Over the course of a year, that’s roughly 240 sessions. At 15 minutes each, that’s 60 hours — about the equivalent of a college course, except every minute is spent on systems and tools you actually use. The retention rate is dramatically higher than textbook study because you’re learning in context, about systems you’ll touch again tomorrow.

The TIL Journal

Write it down. Not in a blog. Not in a polished document. In a file. A single file. One line per day. The format:

2026-02-27: Docker layer cache invalidates all subsequent layers when one layer changes (hash chain)
2026-02-26: git push uses delta compression in packfiles — sends diffs, not full files
2026-02-25: CLOSE-WAIT = remote closed, local app hasn't called close() yet — usually a connection leak
2026-02-24: PostgreSQL EXPLAIN shows "Seq Scan" when no usable index exists OR when the table is small enough that seq scan is faster
2026-02-23: TLS uses asymmetric crypto only for key exchange, then switches to symmetric (AES) for speed

This file serves three purposes:

Retrieval: Six months from now, when you’re debugging a slow Docker build, you’ll search your TIL for “docker layer” and find the entry you wrote. This beats re-Googling because your TIL entry is written in your own words, about your own system, with the context that mattered to you.

Motivation: On days when you feel like you’re not learning anything, scroll through the last thirty entries. You’ll find it hard to argue that you haven’t made progress.

Compounding evidence: After a year, you’ll have 150–200 entries. Read them in sequence and you’ll see your understanding deepen in real time. The early entries are surface-level observations. The later entries reference earlier ones, build on them, correct them. You’re watching yourself develop a mental model.

How Curiosity Compounds

The first month feels slow. You learn disconnected facts: DNS TTLs, TCP states, cgroup limits, query planner heuristics.
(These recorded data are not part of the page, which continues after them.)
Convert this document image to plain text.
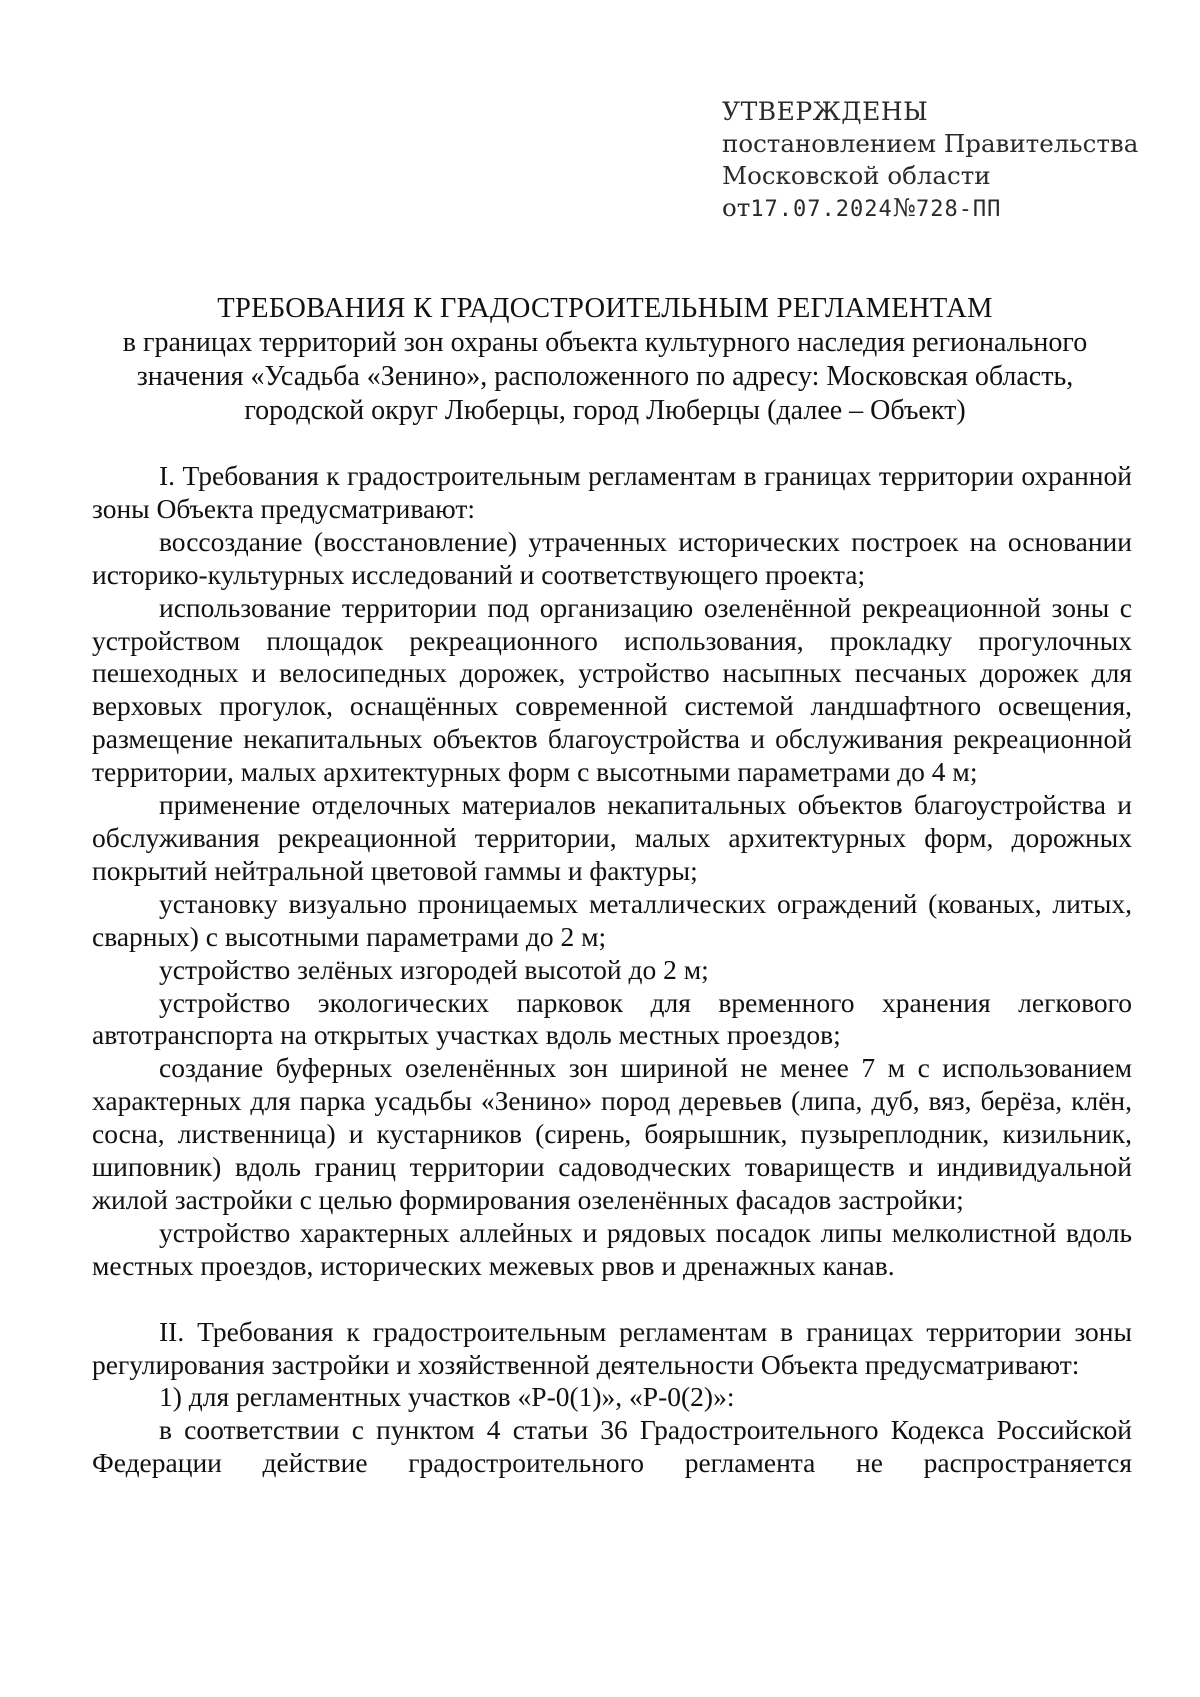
УТВЕРЖДЕНЫ
постановлением Правительства
Московской области
от17.07.2024№728-ПП
ТРЕБОВАНИЯ К ГРАДОСТРОИТЕЛЬНЫМ РЕГЛАМЕНТАМ
в границах территорий зон охраны объекта культурного наследия регионального
значения «Усадьба «Зенино», расположенного по адресу: Московская область,
городской округ Люберцы, город Люберцы (далее – Объект)

I. Требования к градостроительным регламентам в границах территории охранной зоны Объекта предусматривают:

воссоздание (восстановление) утраченных исторических построек на основании историко-культурных исследований и соответствующего проекта;

использование территории под организацию озеленённой рекреационной зоны с устройством площадок рекреационного использования, прокладку прогулочных пешеходных и велосипедных дорожек, устройство насыпных песчаных дорожек для верховых прогулок, оснащённых современной системой ландшафтного освещения, размещение некапитальных объектов благоустройства и обслуживания рекреационной территории, малых архитектурных форм с высотными параметрами до 4 м;

применение отделочных материалов некапитальных объектов благоустройства и обслуживания рекреационной территории, малых архитектурных форм, дорожных покрытий нейтральной цветовой гаммы и фактуры;

установку визуально проницаемых металлических ограждений (кованых, литых, сварных) с высотными параметрами до 2 м;

устройство зелёных изгородей высотой до 2 м;

устройство экологических парковок для временного хранения легкового автотранспорта на открытых участках вдоль местных проездов;

создание буферных озеленённых зон шириной не менее 7 м с использованием характерных для парка усадьбы «Зенино» пород деревьев (липа, дуб, вяз, берёза, клён, сосна, лиственница) и кустарников (сирень, боярышник, пузыреплодник, кизильник, шиповник) вдоль границ территории садоводческих товариществ и индивидуальной жилой застройки с целью формирования озеленённых фасадов застройки;

устройство характерных аллейных и рядовых посадок липы мелколистной вдоль местных проездов, исторических межевых рвов и дренажных канав.

II. Требования к градостроительным регламентам в границах территории зоны регулирования застройки и хозяйственной деятельности Объекта предусматривают:

1) для регламентных участков «Р-0(1)», «Р-0(2)»:

в соответствии с пунктом 4 статьи 36 Градостроительного Кодекса Российской Федерации действие градостроительного регламента не распространяется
They feel like trivia. There’s no unifying framework.

By month three, the facts start linking together. You learn that a slow API call might be DNS resolution (a networking fact) or connection pool exhaustion (an application fact) or a full GC pause (a runtime fact), and you can check all three in under a minute because you know which tool to use for each layer. The facts aren’t trivia anymore — they’re an investigative toolkit.

By month six, you stop separating “my application” from “the system it runs on.” They’re the same thing. When you write code, you have a background awareness of what the runtime, the OS, and the network will do with that code. You don’t think about it explicitly every time — that would be paralyzing. But when something behaves unexpectedly, you have a mental model to debug against. You’re no longer guessing. You’re reasoning.

By year one, you’re the engineer other people call when something is broken and nobody knows why. Not because you memorized more facts, but because your mental model covers more layers. When someone describes a symptom, you can generate hypotheses at multiple layers and eliminate them systematically. This is the debugging superpower that the engineers in Section 18 demonstrated, and it was built fifteen minutes at a time.

The protocol is simple. The habit is daily. The payoff is permanent.

Start tomorrow. Pick any command you run every day and ask: “but how?”